In: Operations Management
List the phases of the consumer decision making process.
If you were a marketer for a condo time-share business and consumers could change their minds in the first 7 days after purchase for a full refund due to a government mandate.
Which phase would be critical to your business success?
Why?
What actions would you take to mitigate risk in this critical stage?
The phases of the consumer decision-making process are
1)Recognition- Recognizing the need is the most important thing which leads a consumer to the buying process.

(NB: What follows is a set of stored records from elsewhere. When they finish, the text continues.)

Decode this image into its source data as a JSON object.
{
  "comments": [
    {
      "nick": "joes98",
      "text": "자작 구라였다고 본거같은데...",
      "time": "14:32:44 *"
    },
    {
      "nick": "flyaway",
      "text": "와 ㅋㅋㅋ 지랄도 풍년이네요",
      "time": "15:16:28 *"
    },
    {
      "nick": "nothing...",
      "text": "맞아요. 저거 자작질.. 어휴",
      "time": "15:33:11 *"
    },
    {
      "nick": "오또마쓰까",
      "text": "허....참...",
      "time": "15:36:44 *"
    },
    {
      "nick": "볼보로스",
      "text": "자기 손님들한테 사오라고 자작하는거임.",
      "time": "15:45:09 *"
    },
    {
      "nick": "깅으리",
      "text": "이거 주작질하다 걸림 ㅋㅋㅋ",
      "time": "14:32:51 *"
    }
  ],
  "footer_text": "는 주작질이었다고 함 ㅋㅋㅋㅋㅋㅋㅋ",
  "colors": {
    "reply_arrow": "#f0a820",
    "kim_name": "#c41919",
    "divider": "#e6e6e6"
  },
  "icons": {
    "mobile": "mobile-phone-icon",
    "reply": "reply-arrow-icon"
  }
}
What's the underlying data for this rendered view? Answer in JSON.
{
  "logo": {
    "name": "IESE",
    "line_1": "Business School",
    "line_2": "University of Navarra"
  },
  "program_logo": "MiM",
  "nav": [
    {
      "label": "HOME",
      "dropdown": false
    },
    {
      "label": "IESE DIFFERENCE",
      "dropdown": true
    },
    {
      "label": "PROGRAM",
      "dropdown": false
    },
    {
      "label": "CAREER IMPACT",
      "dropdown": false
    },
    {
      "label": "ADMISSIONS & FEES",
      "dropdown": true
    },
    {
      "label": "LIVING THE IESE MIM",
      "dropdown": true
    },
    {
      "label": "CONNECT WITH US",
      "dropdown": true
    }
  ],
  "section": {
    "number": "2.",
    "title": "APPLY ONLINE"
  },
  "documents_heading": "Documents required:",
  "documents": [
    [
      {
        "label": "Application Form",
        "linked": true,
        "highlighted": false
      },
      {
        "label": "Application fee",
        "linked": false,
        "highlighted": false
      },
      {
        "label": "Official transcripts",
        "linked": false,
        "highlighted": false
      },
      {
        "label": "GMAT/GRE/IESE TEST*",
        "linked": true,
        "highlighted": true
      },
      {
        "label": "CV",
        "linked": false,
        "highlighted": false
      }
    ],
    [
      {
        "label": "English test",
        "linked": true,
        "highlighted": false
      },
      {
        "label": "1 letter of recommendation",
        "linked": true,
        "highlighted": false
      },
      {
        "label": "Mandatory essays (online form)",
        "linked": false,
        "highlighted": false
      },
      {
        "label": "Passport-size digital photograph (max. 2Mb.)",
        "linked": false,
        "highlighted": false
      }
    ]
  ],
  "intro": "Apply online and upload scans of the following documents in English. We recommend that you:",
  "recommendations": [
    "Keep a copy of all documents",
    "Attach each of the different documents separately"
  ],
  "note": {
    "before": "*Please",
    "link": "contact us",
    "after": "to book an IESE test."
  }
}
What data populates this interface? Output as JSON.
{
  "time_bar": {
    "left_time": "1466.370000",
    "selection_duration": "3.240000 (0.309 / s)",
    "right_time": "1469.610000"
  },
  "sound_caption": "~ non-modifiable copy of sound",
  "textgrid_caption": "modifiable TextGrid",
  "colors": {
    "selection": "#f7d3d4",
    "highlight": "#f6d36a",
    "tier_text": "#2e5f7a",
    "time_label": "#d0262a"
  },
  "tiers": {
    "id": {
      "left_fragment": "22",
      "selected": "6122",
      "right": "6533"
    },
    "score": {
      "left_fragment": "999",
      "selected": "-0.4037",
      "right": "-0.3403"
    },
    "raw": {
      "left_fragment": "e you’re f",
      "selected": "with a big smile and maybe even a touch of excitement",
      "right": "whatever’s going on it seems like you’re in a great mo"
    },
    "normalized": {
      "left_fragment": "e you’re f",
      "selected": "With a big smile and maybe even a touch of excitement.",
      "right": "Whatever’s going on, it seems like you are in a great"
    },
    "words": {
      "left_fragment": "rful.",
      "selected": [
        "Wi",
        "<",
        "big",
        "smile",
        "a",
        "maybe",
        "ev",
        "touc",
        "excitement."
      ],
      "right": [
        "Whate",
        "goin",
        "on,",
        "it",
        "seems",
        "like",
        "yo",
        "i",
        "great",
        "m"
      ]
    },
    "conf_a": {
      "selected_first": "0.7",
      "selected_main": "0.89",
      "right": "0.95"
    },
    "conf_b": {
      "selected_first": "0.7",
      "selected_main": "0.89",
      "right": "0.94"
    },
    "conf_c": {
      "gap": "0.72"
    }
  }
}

The consumer must identify the need to create a buying process.
2)Information and search- After the need has been identified, the consumer will search for information on how to satisfy the need.
3)Evaluating alternates- After searching for information, a consumer will evaluate the different products and brands and their various characteristics to choose the right solution.
4)Purchase- After evaluation of the products, the actual purchase takes place.depending on the satisfaction of the consumer with the product.
5)Post Purchase evaluation- After purchasing. the consumer will evaluate his purchase whether it fits his needs, his satisfaction, the easiness of use, damages etc. He will keep the product if he is satisfied and will give it back if it does not meet his standards.
The phase of evaluating alternatives is the most important since this is the phase where a consumer chooses the product or the brand based on its perceived usefulness. This is the decision making phase and here the person compares the brands.
To mitigate the risk, one must try to influence the consumer as much as possible by focusing on product characteristics and value for consumers.